AAII Seminar: January 22, 2020
When/Where: E2-215 at 12pm on January 22nd, 2020
Presenter: Ioannis “Yianni” Anastopoulos (UC Santa Cruz)
Title: Generalizing Drug Response from Cell Lines to Patients
Cancer treatment poses a unique challenge in part due to the heterogeneous nature of the disease. It is estimated that a staggering 75% of cancer patients do not respond to any type of cancer treatment. Preclinical models, such as cell lines and patient-derived xenografts, have been used to better understand the genes and pathways that contribute to tumorigenesis, as well as to identify markers of treatment response. For my thesis project, I am leveraging deep learning techniques to generalize drug response prediction from preclinical models to patients.

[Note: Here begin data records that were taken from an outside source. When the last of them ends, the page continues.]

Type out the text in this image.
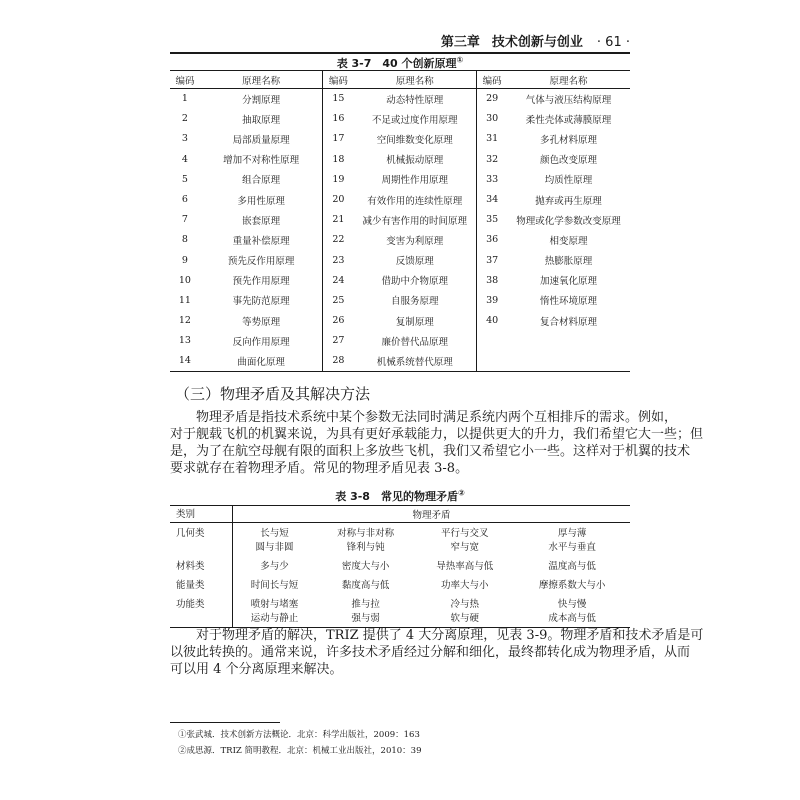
第三章 技术创新与创业 · 61 ·
表 3-7　40 个创新原理①
编码	原理名称	编码	原理名称	编码	原理名称
1	分割原理	15	动态特性原理	29	气体与液压结构原理
2	抽取原理	16	不足或过度作用原理	30	柔性壳体或薄膜原理
3	局部质量原理	17	空间维数变化原理	31	多孔材料原理
4	增加不对称性原理	18	机械振动原理	32	颜色改变原理
5	组合原理	19	周期性作用原理	33	均质性原理
6	多用性原理	20	有效作用的连续性原理	34	抛弃或再生原理
7	嵌套原理	21	减少有害作用的时间原理	35	物理或化学参数改变原理
8	重量补偿原理	22	变害为利原理	36	相变原理
9	预先反作用原理	23	反馈原理	37	热膨胀原理
10	预先作用原理	24	借助中介物原理	38	加速氧化原理
11	事先防范原理	25	自服务原理	39	惰性环境原理
12	等势原理	26	复制原理	40	复合材料原理
13	反向作用原理	27	廉价替代品原理		
14	曲面化原理	28	机械系统替代原理		
（三）物理矛盾及其解决方法
　　物理矛盾是指技术系统中某个参数无法同时满足系统内两个互相排斥的需求。例如，
对于舰载飞机的机翼来说，为具有更好承载能力，以提供更大的升力，我们希望它大一些；但
是，为了在航空母舰有限的面积上多放些飞机，我们又希望它小一些。这样对于机翼的技术
要求就存在着物理矛盾。常见的物理矛盾见表 3-8。
表 3-8　常见的物理矛盾②
类别	物理矛盾			
几何类	长与短	对称与非对称	平行与交叉	厚与薄
	圆与非圆	锋利与钝	窄与宽	水平与垂直
材料类	多与少	密度大与小	导热率高与低	温度高与低
能量类	时间长与短	黏度高与低	功率大与小	摩擦系数大与小
功能类	喷射与堵塞	推与拉	冷与热	快与慢
	运动与静止	强与弱	软与硬	成本高与低
　　对于物理矛盾的解决，TRIZ 提供了 4 大分离原理，见表 3-9。物理矛盾和技术矛盾是可
以彼此转换的。通常来说，许多技术矛盾经过分解和细化，最终都转化成为物理矛盾，从而
可以用 4 个分离原理来解决。
①张武城．技术创新方法概论．北京：科学出版社，2009：163
②成思源．TRIZ 简明教程．北京：机械工业出版社，2010：39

Standard machine learning methods have modest prediction accuracy and are challenged by the ever-increasing dimensionality of available data. Deep learning solves many shortcomings of previous methods and has been used successfully to advance drug design, drug-target profiling, and drug repositioning. In my preliminary results, I have shown that a deep learning model incorporating transcriptome and drug structure information achieves competitive drug response prediction performance on the Cancer Cell Line Encyclopedia (CCLE) dataset. I plan to extend this work to enable generalization to future drug compounds.